At the start of the film, partners Schmidt and Jenko (Jonah Hill and Channing Tatum) mess up a major drug bust, letting the suppliers get away. They’re put back in their old assignment, and are sent to go undercover in the local college in order to find the supplier of a dangerous new designer drug called Whyphy. But as soon as they get there, Schmidt and Jenko find themselves being pulled apart into different worlds on campus, and the partners start finding it difficult to work together.
The film seems to take its cue more from the Zucker brothers than the show from which it takes its name. While certainly less wacky than your average Naked Gun movie, there’s a palpable sense of parody governing the logic of this picture. Parody has gained a pretty bad name over the last few years, with the film claiming the title being little more than a bunch of pop culture references strung together. This film distinguishes itself by actually having jokes, and really digging into the elements of its subject.

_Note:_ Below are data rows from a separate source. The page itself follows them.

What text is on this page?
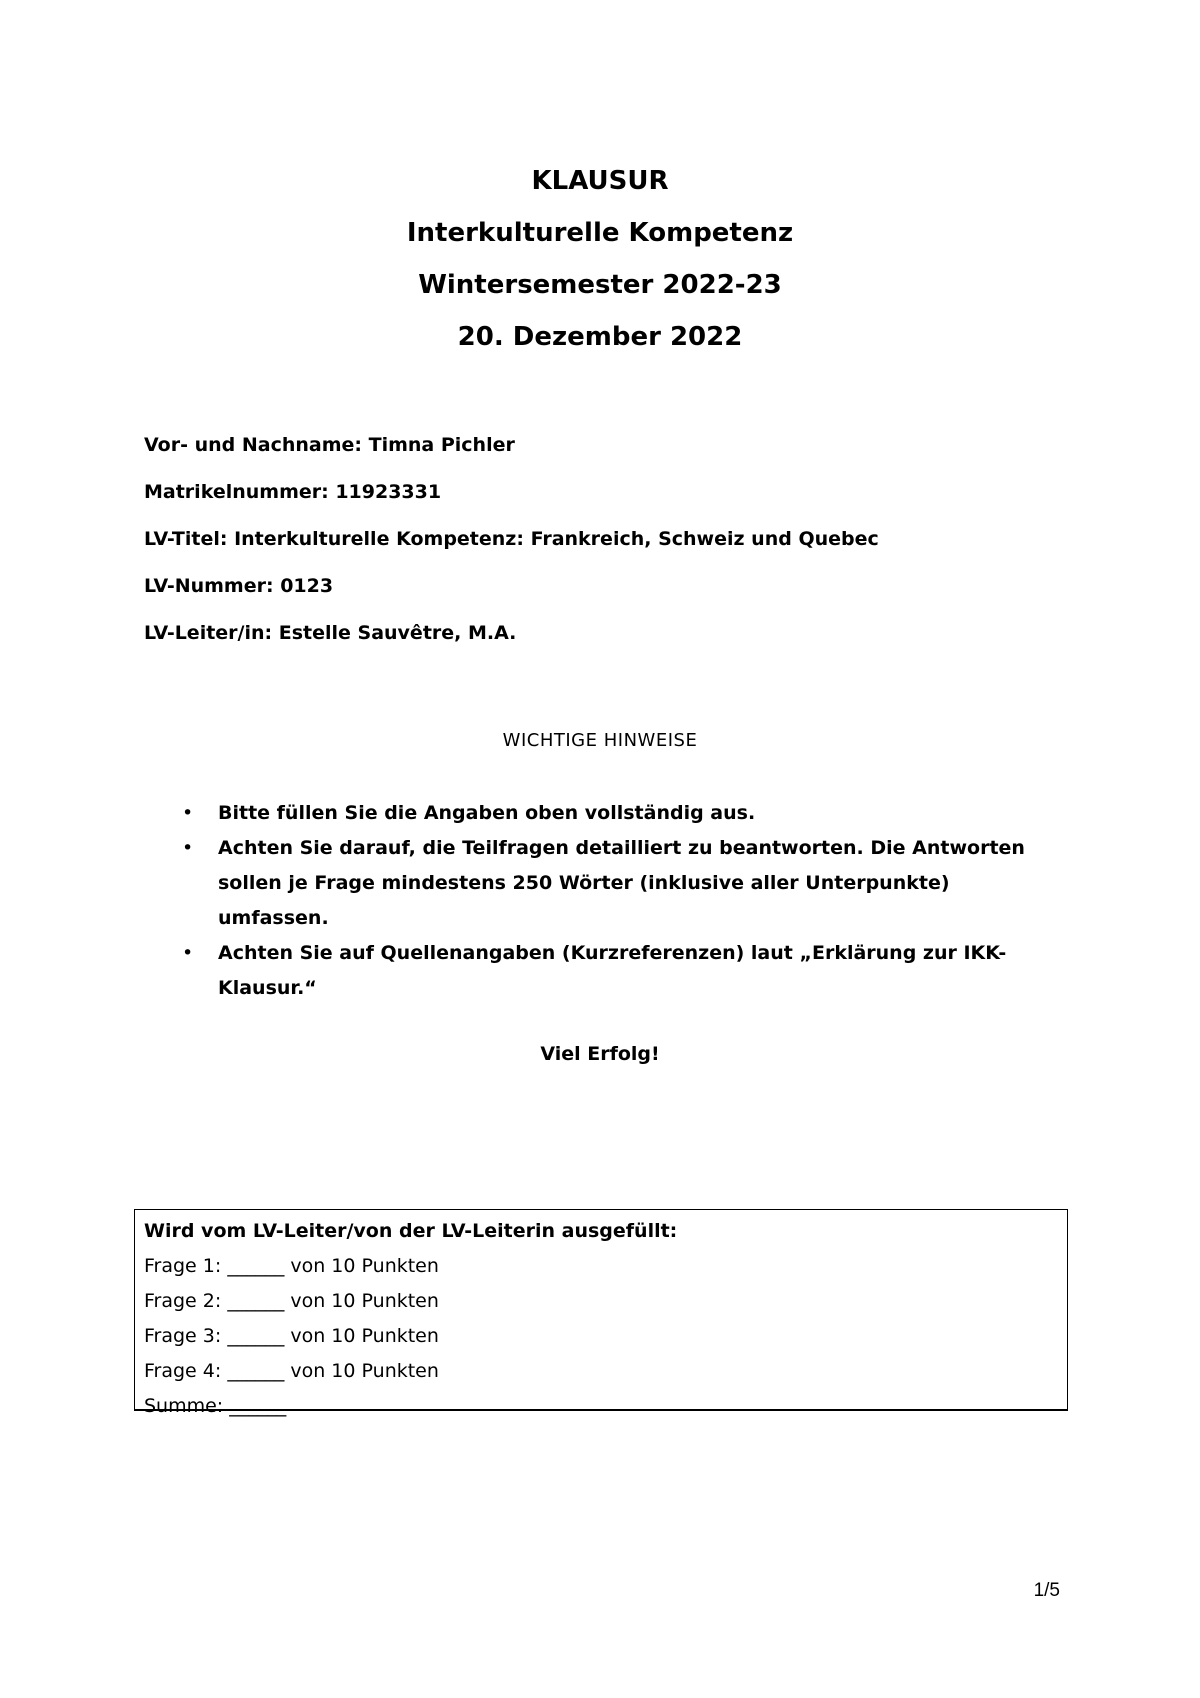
KLAUSUR
Interkulturelle Kompetenz
Wintersemester 2022-23
20. Dezember 2022
Vor- und Nachname: Timna Pichler
Matrikelnummer: 11923331
LV-Titel: Interkulturelle Kompetenz: Frankreich, Schweiz und Quebec
LV-Nummer: 0123
LV-Leiter/in: Estelle Sauvêtre, M.A.
WICHTIGE HINWEISE
• Bitte füllen Sie die Angaben oben vollständig aus.
• Achten Sie darauf, die Teilfragen detailliert zu beantworten. Die Antworten sollen je Frage mindestens 250 Wörter (inklusive aller Unterpunkte) umfassen.
• Achten Sie auf Quellenangaben (Kurzreferenzen) laut „Erklärung zur IKK-Klausur.“
Viel Erfolg!
Wird vom LV-Leiter/von der LV-Leiterin ausgefüllt:
Frage 1: ______ von 10 Punkten
Frage 2: ______ von 10 Punkten
Frage 3: ______ von 10 Punkten
Frage 4: ______ von 10 Punkten
Summe: ______
1/5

The jokes about sequels do get tiresome after a while. Though often clever, it sometimes feels like the joke has worn out its welcome. The constant acknowledgement of sequel clichés doesn’t always mitigate the wearying effect of the clichés themselves. Thankfully, the film has more to offer on that end. The central mystery, while fairly simple, is pretty well constructed. And the relationship between the two main characters is genuinely affecting at times. Some of the film’s biggest laughs are drawn from smaller scenes that just have the two hashing out their problems, and considering different arrangements for their friendship.
The film owes much to the chemistry between Jonah Hill and Channing Tatum. There’s a real sweetness between them, and it fuels much of the picture. The two are able to sell the weird hurt that develops between the two characters, and that really gives the film dimension. Hill has always been a reliable comedic performer, but Tatum has grown into quite a comedic threat on his own. The two find ample support from the other members of the cast, particularly from Ice Cube, whose outsized aggressive energy plays well with the main pair’s lighter delivery.
22 Jump Street is probably cheating a little bit. It gets to embrace the excesses of sequels without being called out on it, since the pretense is that they’re just making fun of it. That’s probably a little unfair, but it’s pointless to argue with the result. The film could probably be a little shorter, but they manage to pack a lot of funny in there. Like the parody films of old, the film keeps it pretty simple, and just tries to deliver as many laughs as it can in the time that it’s given. And with Tatum and Hill front and center, the film mostly succeeds.